The first one is perhapps interesting for visualization since we need the information regarding the composition of each of the clusters but much more heavy in term of size. For statistics tasks, the second one seems more suited.
Entry point¶
There are 3 entry points for different tasks, namely: pareto, filtering/scoring and the other one is for generating exhautive kmeans.).:
- km.py : exhautive k_means: actually belongs to the clustering part
- pareto.py: computing the pareto frontier
- subspace_clustering: filtering/scoring/ranking
See Examples section for more information on the usage or type with -h option for help,
Redundancy filtering¶
The details about the redundancy employed can be seen in the report. In brief, the idea is that given a clustering, if we can find 2 clusters that are similar we can take out the one that is less interesting without losing too much information. The similarity is evaluated in term of number of shared objects and dimensions. Specifically, given 2 clustering A and B, we take for instance A as reference (relevant) clustering and compute the precision of B.
precision_score(reference_clustering, target_clustering):
compute precision
the interestingness of a given cluster is simply the product of the number of objects and the number of dimensions that it contains.
Scoring/Ranking¶
This part is responsible for computing the score for a list of measures. There are two type of measures: the first one called external meaning we compare this clustering with another true clustering passed as reference; the second is like the spatial coherence computes the internal value (does not depent on other clustering).
List of measures:
- External measures: we have to load the reference clustering first (Sexton for instance) * F1: measures the similarity in term of objects, it take into account not only homogeneity (precision) but also completeness (recall) * Entropy: also in tern of shared objects, measures mostly the homogeity (precision) * RNIA: not only objects but also dimensions, it is based on the concept of micro-objects * CE: an improved version of RNIA, also based on the concept of micro-objects but it uses the hungarian algorithm to compute the fraction of shared structure.
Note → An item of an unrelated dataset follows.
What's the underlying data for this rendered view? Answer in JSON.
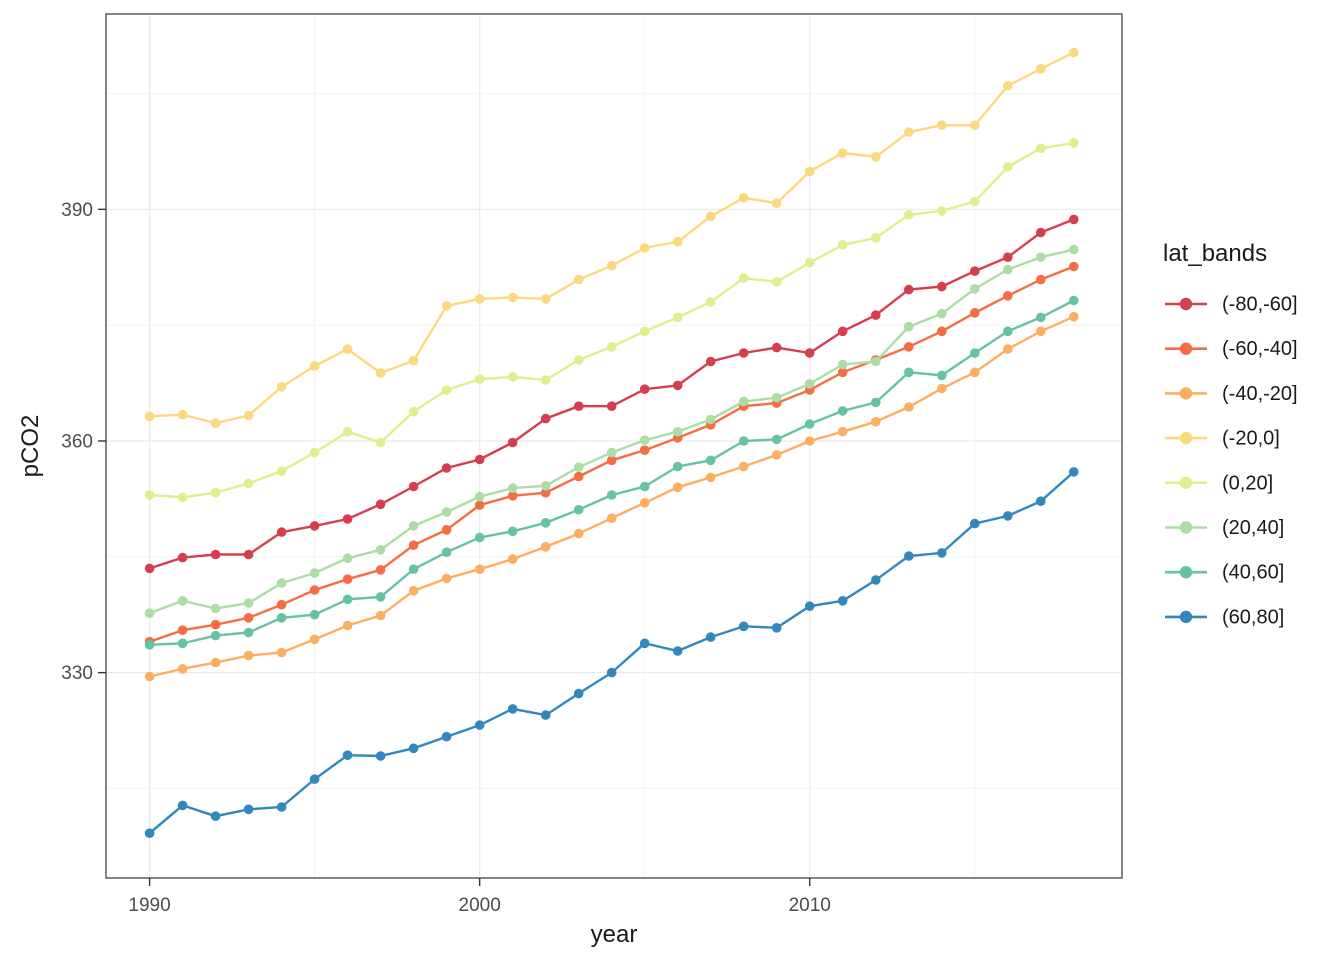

- Internal measures: * spatial coherence: computing the spatial conpactness of a clustering
It also output the number of rank of each clustering for each of the aformentioned measures. Look at the report for more details about these measures and how they are implemented.
Pareto frontier¶
The most basic definition of the Pareto frontier of a clustering is the set consisting of clusters that are not dominated by any other cluster in any aspect (dimension). Here a simple algorithm to find the frontier was implemented. The idea is pretty straightforward: we can see that the best ranked by any measure always belongs to the Pareto frontier by defition, so we first sort all the clusters by the first measure (the other depends if we want to find the minimum or maximum), add the best ranked and then iterate over the rest to check whether the current cluster is dominated by the last added candidate (otherwise it is not dominated by any of those candidates). If it is not dominated then we add to the Pareto frontier.